If one looks at the published data, the majority of recovered dead divers are still wearing their weight belt. Establishing positive buoyancy is the one action that more than any other can save a diver’s life, if only divers (or their buddies, if they have one) who get into trouble would do this. In a recent report on Danish scuba diving fatalities, Vinkel et al comment that: “Of the 25 divers who were known to use weights, only two ditched their weights during the course of the diving incident. Through careful review of these cases, it is thought that in 21 cases the odds of survival would have been enhanced if the diver had dropped their weights, improving the probability of reaching the surface alive” and further, “establishing positive buoyancy by the release of weight underwater is a mandatory element in dive training because it can be a critical response to threatening circumstances”. (1)

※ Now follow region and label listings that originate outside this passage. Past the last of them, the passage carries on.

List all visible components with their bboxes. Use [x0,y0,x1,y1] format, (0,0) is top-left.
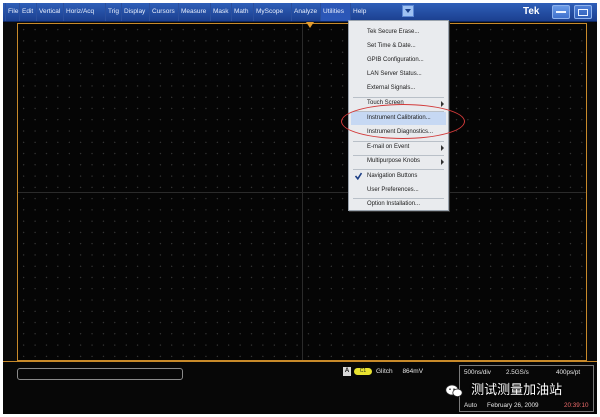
maximize-button[interactable] [574,5,592,19]
trigger-channel-badge: C1 [354,368,372,375]
minimize-icon [556,11,566,13]
menu-trig[interactable]: Trig [105,3,121,21]
menu-item-label: E-mail on Event [367,144,410,150]
acquisition-mode: Auto [464,402,477,409]
brand-logo: Tek [523,6,540,17]
menu-item-label: Tek Secure Erase... [367,29,420,35]
sample-rate: 2.5GS/s [506,369,529,376]
menu-measure[interactable]: Measure [178,3,210,21]
minimize-button[interactable] [552,5,570,19]
menu-item-label: Set Time & Date... [367,43,416,49]
menu-bar: File Edit Vertical Horiz/Acq Trig Displa… [3,3,597,22]
menu-edit[interactable]: Edit [19,3,36,21]
oscilloscope-window: File Edit Vertical Horiz/Acq Trig Displa… [3,3,597,414]
trigger-type-label: Glitch [376,368,393,375]
trigger-readout[interactable]: A C1 Glitch 864mV [343,365,457,412]
menu-item-navigation-buttons[interactable]: Navigation Buttons [351,170,446,183]
menu-item-multipurpose-knobs[interactable]: Multipurpose Knobs [351,155,446,168]
menu-myscope[interactable]: MyScope [253,3,291,21]
menu-item-gpib-configuration[interactable]: GPIB Configuration... [351,54,446,67]
menu-horiz-acq[interactable]: Horiz/Acq [63,3,105,21]
menu-item-label: User Preferences... [367,187,419,193]
menu-item-user-preferences[interactable]: User Preferences... [351,184,446,197]
menu-utilities[interactable]: Utilities [320,3,350,21]
menu-display[interactable]: Display [121,3,149,21]
menu-item-tek-secure-erase[interactable]: Tek Secure Erase... [351,26,446,39]
trigger-position-marker[interactable] [306,22,314,28]
resolution: 400ps/pt [556,369,581,376]
menu-cursors[interactable]: Cursors [149,3,178,21]
submenu-arrow-icon [441,145,444,151]
window-icon [578,9,588,16]
menu-item-label: Option Installation... [367,201,421,207]
menu-item-set-time-date[interactable]: Set Time & Date... [351,40,446,53]
trigger-source-badge: A [343,367,351,376]
menu-item-label: External Signals... [367,85,416,91]
menu-analyze[interactable]: Analyze [291,3,320,21]
menu-item-email-on-event[interactable]: E-mail on Event [351,141,446,154]
menu-item-label: Multipurpose Knobs [367,158,421,164]
menu-item-option-installation[interactable]: Option Installation... [351,198,446,211]
menu-item-external-signals[interactable]: External Signals... [351,82,446,95]
menu-mask[interactable]: Mask [210,3,231,21]
checkmark-icon [355,172,362,180]
menu-math[interactable]: Math [231,3,253,21]
time: 20:39:10 [564,402,589,409]
trigger-level: 864mV [402,368,424,375]
submenu-arrow-icon [441,101,444,107]
graticule-center-vertical [302,24,303,360]
watermark-text: 测试测量加油站 [471,383,563,398]
menu-vertical[interactable]: Vertical [36,3,63,21]
menu-file[interactable]: File [5,3,19,21]
waveform-graticule[interactable] [17,23,587,361]
menu-item-lan-server-status[interactable]: LAN Server Status... [351,68,446,81]
menu-help[interactable]: Help [350,3,370,21]
menu-item-label: LAN Server Status... [367,71,422,77]
submenu-arrow-icon [441,159,444,165]
wechat-logo-icon [445,384,463,397]
watermark: 测试测量加油站 [445,381,562,401]
menu-dropdown-button[interactable] [402,5,414,17]
trigger-type: Glitch 864mV [376,367,423,376]
date: February 26, 2009 [487,402,539,409]
message-box [17,368,183,380]
menu-item-label: GPIB Configuration... [367,57,424,63]
timebase: 500ns/div [464,369,491,376]
menu-item-label: Navigation Buttons [367,173,418,179]
highlight-annotation [341,104,465,139]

In reviewing the Danish deaths, the Australian fatalities papers from 2006 to 2010 and my own report on New Zealand deaths between 1980 and 2000, of 67 divers in whom the individual reports document whether or not the weight belt was dropped by the diver, 51 (76%) were still wearing it when their bodies were recovered. (1, 2, 3) Further, in Andy McClelland’s paper on 40 New Zealand fatalities from 2000 to 2006, he says “there was no definite history of weight-belt release by any diver, although one scuba diver had possibly dropped his weight belt.”(4)
This is a feature of every published series of scuba diving fatalities that I have read (there are plenty more in the literature) and has been remarked on by many investigators. This is the message that I wish to emphasise – divers do NOT ditch their weight belt in an emergency.
This reflects a failure of current teaching methods by the dive training agencies and it is time that they reconsidered how this aspect of emergency training is taught and emphasised during their courses. I believe that it could/should be a component repeated in every single skills course and at every level subsequent to basic Open Water, including Instructor courses. It needs to be repeated time and time again if such a potentially life-saving action is to become a properly learned response to a major incident underwater or on the surface. The data have been there for all to see for many years. How the agencies resolve this problem needs their close attention. I challenge them that it is time to rethink this component of diver training.
I also list below an earlier report of New Zealand diving fatalities by Peter Lewis that readers may be interested to chase up. (5)
Assoc. Professor (ret’d) Mike Davis, MD, FANZCA, Cert DHM (ANZCA)
Formerly Medical Director, the Hyperbaric Medicine Unit, Christchurch Hospital.
1. Lippmann J, Lawrence CL, Wodak T, Fock A, Jamieson S, Walker D, Harris R. Provisional report on diving-related fatalities in Australian waters 2010. Diving and Hyperbaric Medicine. 2015; 45(3): 154–175. (Available on application to firstname.lastname@example.org)
2. Davis M, Warner M, Ward B. Snorkelling and scuba diving deaths in New Zealand, 1980–2000. SPUMS Journal. 2002; 32(2): 70–80. Available at: http://archive.rubicon-foundation.org/xmlui/bitstream/handle/123456789/7670/SPUMS_V32N2_3.pdf?sequence=1
3. Vinkel J, Bak P, Hyldegaard O. Danish diving-related fatalities 1999–2012. Diving and Hyperbaric Medicine. 2016; 46(3): 142–149.
4. McClelland A. Diving-related deaths in New Zealand 2000–2006. Diving and Hyperbaric Medicine. 2007; 37(4): 174–178. Available at: http://archive.rubicon-foundation.org/xmlui/bitstream/handle/123456789/9713/DHM_N37V4_2.pdf?sequence=1
5. Lewis PRF. Skin diving fatalities in New Zealand. New Zealand Medical Journal. 1979; 89: 472–475.